This page created 6 April 2014, and last modified: 2 August 2015 (P.Nessana 15 reference added)
The Balistarii Theodosiaci is listed (15.34 in Ingo Maier's numbering scheme) as the ninth of pseudocomitatenses units under the Magister Militum per Orientem. Its shield pattern (14#15), as shown in various manuscripts under the matching label (14.p) Balistarii Theodosiaci, is as below:
The shield pattern has a yellow boss encircled with a red band, a white main field with a red rim, and an 8-pointed star in the 12 o'clock position (6-pointed in M, B). The shield pattern is clearly related to three other units under the command of the Magister Militum per Orientem, as a side-by-side comparison of the Paris manuscript shields shows:
The Balistarii Theodosiaci would thus appear to be either a detachment of the Legio secunda Flavia Constantia Thebaeorum (15.22), or a former limitanei unit that was brigaded with it, and given a similar shield pattern to help integrate the two. Legio secunda Flavia Constantia Thebaeorum appears to have originated as a detachment of Legio secunda Flavia Constantia Thebaeorum in Egypt that was moved to Macedonia during the start of Theodosius I's reign, during the big troop exchange related by Zosimus (IV.27). That the pattern of the Balistarii Theodosiaci is differentiated from the that of the Legio secunda Flavia Constantia Thebaeorum purely by the addition of a small 8-pointed start, the primary symbol of Macedonia, is very suggestive that the Balistarii Theodosiaci, at least, gained its shield pattern in Macedonia, and probably the Legio secunda Flavia Constantia Thebaeorum as well, and likewise for the Prima Flavia Constantia (15.21) and Balistarii seniores (15.20). Accordingly, these shield patterns should be dated to very early in Theodosius' reign, when the Egyptian units arrived in the Balkans; and at some later time the Legio secunda Flavia Constantia Thebaeorum was moved east, to join what became the command of the Magister Militum per Orientem, which, contrary to Zosimus' statements (IV.27), most scholars agree (see Burns, page 313, note 49, and pages 98-100) cannot have been formed until 386 at the earliest.
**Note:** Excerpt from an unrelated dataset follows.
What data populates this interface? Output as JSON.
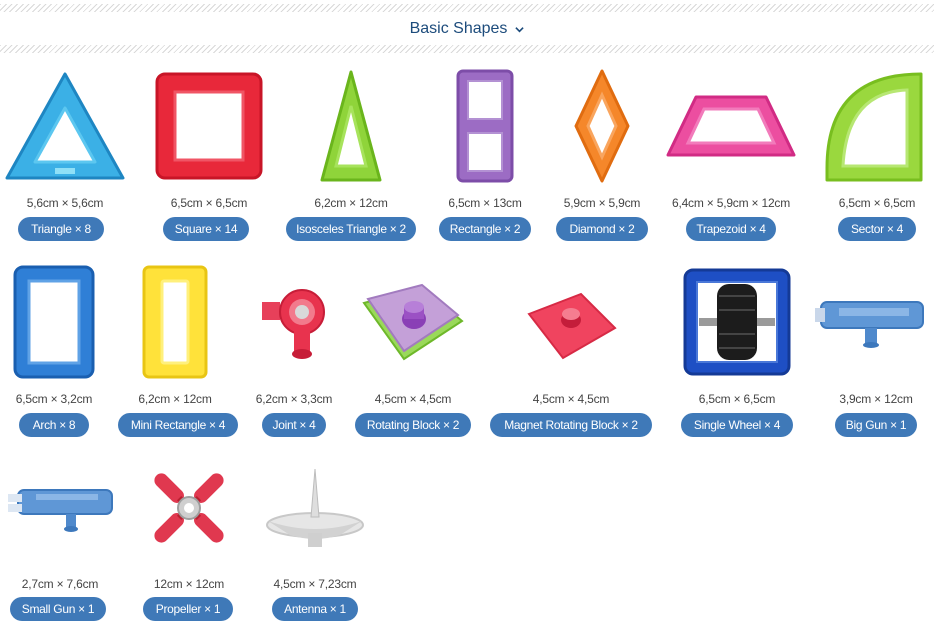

If this is the case, why the Balistarii Theodosiaci is a pseudocomitatenses unit, rather than a legio comitatenses like the Balistarii seniores that is also in the Magister Militum per Orientem's command, needs explaining. Perhaps it, unlike the Balistarii seniores, only joined the field army much later.
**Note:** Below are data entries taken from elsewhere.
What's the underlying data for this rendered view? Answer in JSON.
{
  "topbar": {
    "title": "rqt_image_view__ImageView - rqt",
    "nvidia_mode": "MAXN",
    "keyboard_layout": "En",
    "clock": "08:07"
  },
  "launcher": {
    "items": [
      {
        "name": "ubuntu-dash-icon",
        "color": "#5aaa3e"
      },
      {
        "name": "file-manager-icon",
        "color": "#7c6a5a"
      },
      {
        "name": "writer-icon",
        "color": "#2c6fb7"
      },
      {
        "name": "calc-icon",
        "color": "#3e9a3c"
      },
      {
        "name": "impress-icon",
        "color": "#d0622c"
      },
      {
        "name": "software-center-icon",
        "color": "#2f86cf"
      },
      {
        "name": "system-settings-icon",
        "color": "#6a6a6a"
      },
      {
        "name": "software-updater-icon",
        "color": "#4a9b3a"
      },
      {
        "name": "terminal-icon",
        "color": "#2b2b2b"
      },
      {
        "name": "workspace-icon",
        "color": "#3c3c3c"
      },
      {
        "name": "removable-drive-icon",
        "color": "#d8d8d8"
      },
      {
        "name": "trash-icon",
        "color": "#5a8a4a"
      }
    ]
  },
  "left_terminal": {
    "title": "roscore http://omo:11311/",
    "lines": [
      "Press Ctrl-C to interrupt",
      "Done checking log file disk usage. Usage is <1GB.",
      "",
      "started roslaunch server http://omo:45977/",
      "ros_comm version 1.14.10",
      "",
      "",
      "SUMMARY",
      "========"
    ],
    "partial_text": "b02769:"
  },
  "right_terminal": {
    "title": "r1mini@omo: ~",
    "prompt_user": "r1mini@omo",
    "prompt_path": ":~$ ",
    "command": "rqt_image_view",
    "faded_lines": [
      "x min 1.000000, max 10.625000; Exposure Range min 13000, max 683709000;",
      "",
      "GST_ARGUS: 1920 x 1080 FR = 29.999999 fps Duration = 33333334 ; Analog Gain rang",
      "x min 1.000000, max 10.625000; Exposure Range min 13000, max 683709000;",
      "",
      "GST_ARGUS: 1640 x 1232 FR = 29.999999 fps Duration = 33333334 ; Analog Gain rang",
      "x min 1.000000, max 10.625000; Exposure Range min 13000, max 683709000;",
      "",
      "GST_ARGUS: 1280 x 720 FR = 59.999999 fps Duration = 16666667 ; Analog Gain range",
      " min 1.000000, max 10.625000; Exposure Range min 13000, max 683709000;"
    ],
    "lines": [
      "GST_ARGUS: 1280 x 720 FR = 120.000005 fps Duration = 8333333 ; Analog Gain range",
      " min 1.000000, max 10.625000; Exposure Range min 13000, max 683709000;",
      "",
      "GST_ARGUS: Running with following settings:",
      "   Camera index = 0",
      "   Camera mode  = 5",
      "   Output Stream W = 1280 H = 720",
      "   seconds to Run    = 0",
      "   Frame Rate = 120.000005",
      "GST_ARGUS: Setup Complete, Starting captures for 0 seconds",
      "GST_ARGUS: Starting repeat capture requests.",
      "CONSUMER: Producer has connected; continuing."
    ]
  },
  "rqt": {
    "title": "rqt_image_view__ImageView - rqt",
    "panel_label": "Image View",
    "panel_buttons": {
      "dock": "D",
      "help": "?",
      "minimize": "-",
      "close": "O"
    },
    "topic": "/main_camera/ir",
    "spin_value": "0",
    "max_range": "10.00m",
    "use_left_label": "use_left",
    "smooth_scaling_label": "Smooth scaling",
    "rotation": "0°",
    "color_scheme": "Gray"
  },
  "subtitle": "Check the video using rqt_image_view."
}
Regarding this, inscriptional evidence (AE 1808,178) from Kherson in the Crimea during the reign of Valentinina I (367-375) mentions a S T V BAL[... ...]. The "BAL" part of this inscription has been seen as a reference to the Balistarii seniores (e.g. by Roger Tomlin, Seniores-Iuniores in the Late-Roman Field Army (1972), at p 272, available here). However, given one of the largest towns in the Crimea in the 4th century was none other than Theodosia (modern Feodosia), I suspect that this might instead refer to the Balistarii Theodosiaci, whose name would then refer to the locality, and not, as might be imagined, to the emperor Theodosius. Since Theodosia was taken by the Huns ca. 375, if the Balistarii Theodosiaci was garrisoning the town, it would presumably have been evacuated no later than then. It may have been relocated to some other station before joining the field army, but keeping its former station name (cf. the Praefectus militum Carronentium, under (51.3) the Dux tractus Armoricani et Nervicani, who is nonetheless stationed at Blabia, and not Grannono). Alternatively it may have joined the field army directly, and have retained its pseudocomitatenses status for the next twenty years - by no means impossible, as the example of the Prima Armeniaca (15.26) shows. However, since another inscription (IOSPE 5.6), from Cherson, and dating to 487 or 488, records (in Greek, image here) the presence of a unit of "Ballistrarion", this would imply that the Crimean Balistarii unit either never (in whole) left the region, or that (part of) it returned later. Incidentally, it is recorded by Constantine Porphyrogenitus (section 53) that in the reign of Diocletian, the neighbouring city of Cherson had used ballistae to destroy a force of Bosporans in am ambush. These were possibly supplied by the Roman army campaigning with them at the time, but in any case, evidently the employment of artillery was nothing exceptional in the area.
Another potential post-Notitia reference to the unit has been found, from Nabatean Nizana in the Negev, since a papyrus receipt from there dated 30 May 511 records (in Greek) (P.Nessana 15, line 3) the "[str]atiote[s] arithmou ton kathosiome(enon) Theodosiakon", i.e. the "[so]ldier[s] of the faith(ful) unit the Theodosiaci". While it is notable that the Cherson inscription also uses the word "kathosiomenon" ("faithful, loyal, dedicated") in describing the unit, this seems to have been something of a commonplace, however, so perhaps no special import should be attached to this.